It was late May. We had scheduled the shoot for our engagement photos at Cascade Springs, the place I had completely failed to propose to Mandie. There had already been some hangups, and I wanted to make sure things were going to go well, so we began a trip to the springs via Provo -> Sundance -> Alpine-loop Rd. After driving a few hours to get into the mountains, I was looking forward to stretching my legs, so I thought that maybe we would just pull over once we paid the fee to access the canyon, and then continue on.
As we pulled up to the tollbooth, a very polite ranger inquired as to where we were going. I told her that we were just headed up to the springs, and I began to pass her my card (for the canyon access fee.) She looked somewhat surprised, and informed us that the canyon was still closed for the winter. The very late snows this year had delayed the start of a few road repair projects. The canyon would be open around mid June, two weeks after the photo shoot.

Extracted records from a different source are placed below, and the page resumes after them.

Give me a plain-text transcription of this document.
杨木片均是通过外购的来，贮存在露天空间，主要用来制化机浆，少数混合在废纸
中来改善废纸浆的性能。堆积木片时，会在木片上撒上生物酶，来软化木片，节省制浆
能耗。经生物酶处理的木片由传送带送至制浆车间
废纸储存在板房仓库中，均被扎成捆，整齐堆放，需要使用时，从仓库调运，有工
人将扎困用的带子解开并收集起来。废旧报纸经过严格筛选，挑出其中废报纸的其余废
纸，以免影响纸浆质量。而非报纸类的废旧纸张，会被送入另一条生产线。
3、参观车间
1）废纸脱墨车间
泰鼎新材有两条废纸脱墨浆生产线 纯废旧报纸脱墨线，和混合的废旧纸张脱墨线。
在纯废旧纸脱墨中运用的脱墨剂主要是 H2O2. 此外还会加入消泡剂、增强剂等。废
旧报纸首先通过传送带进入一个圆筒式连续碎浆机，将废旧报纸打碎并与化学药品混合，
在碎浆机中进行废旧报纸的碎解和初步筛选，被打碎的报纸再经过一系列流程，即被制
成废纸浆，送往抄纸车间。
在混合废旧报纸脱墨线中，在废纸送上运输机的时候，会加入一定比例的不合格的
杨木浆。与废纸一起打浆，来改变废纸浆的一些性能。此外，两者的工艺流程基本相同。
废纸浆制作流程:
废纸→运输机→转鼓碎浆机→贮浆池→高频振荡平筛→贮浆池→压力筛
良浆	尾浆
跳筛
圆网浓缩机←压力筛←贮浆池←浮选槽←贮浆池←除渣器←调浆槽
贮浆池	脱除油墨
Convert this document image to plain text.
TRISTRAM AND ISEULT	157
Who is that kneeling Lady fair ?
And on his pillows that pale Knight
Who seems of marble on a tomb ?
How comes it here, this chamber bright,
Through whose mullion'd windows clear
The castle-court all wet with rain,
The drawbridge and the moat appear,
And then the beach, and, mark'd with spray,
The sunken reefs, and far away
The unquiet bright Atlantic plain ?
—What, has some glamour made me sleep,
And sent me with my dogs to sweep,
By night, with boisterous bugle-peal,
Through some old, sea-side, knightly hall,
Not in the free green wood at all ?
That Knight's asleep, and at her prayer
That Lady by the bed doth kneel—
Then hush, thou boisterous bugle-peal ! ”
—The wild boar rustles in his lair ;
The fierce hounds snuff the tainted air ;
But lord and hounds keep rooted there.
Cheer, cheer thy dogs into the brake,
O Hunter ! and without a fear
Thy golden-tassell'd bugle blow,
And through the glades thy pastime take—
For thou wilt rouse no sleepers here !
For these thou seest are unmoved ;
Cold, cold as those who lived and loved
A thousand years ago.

Fortunately, this is why we do things like this, because I expect things to go wrong, I just never know when. This time, we (I) had not really thought out a backup plan, so I was working more off of a set of objectives, potentials, and abilities. That and luck. It was time for plan B, and so as soon as we got home, I made a note to make some calls. It was late and I was ready for bed. (I did stay up late enough to email our photographer and let him know that shooting at the springs was not going to work.) With our venue rental, we were allowed to do engagement photos there without paying an additional fee. So I called up and got permission to do a photo shoot up there.
The day of the shoot, our photographer called. Rain was in the forecast, and he wanted to know if we wanted to reschedule, relocate, or both. Given that he lived out of town, the rescheduling proposed was just shooting earlier in the day, which would have meant less good lighting and leaving a family function early. I like my family, and it was only a 30% chance of showers, and I couldn't see a single cloud on the horizon... "We should be fine," I said, "it isn't supposed to even start until 10:00." I said.
"But," I also said, "just in case, do you want to start at around 5:00 instead of 6:00." He thought about it, "We should be fine," he said...
He arrived at the gardens around 5:30, sun still bright, clouds way off in the distance. We wandered the gardens, locating scenery we liked. At 6:00, just a tiny bit before the golden hour, his intern showed up with the rest of his equipment, and we were ready to begin. We went to meet her, just as she came to meet us, and we all missed each other in the middle (seriously, it is easy to get lost at Red Butte). In the intervening half hour, miscommunication and lack of sight lines made sure we all got our steps in for the day, and ushered in a wall continuously darkening and ominous clouds. But eventually, we all met back up at the Orangerie.
We set off, heading first to the Oak Tunnel (because that was one feature Mandie really wanted in our photos, and we weren't sure how long the weather would hold.) Unfortunately, the Oak Tunnel is just about as far away from the main building as any place in the garden, and the clouds were moving slightly faster than we were walking. It was raining as we began.
In fact, it was raining off and on throughout the entire shoot, and the light was fighting us the whole way. But, that is why you pay good money for a good photographer. He used every trick in the book, and got some great photos. And at the end of the day, in spite of it all, we had a great time, and felt good about the whole event.
A couple weeks later, our photographer let us know that the memory card had been corrupted, and all but 26 of our photos were lost.
We rescheduled again, this time the lighting was fantastic.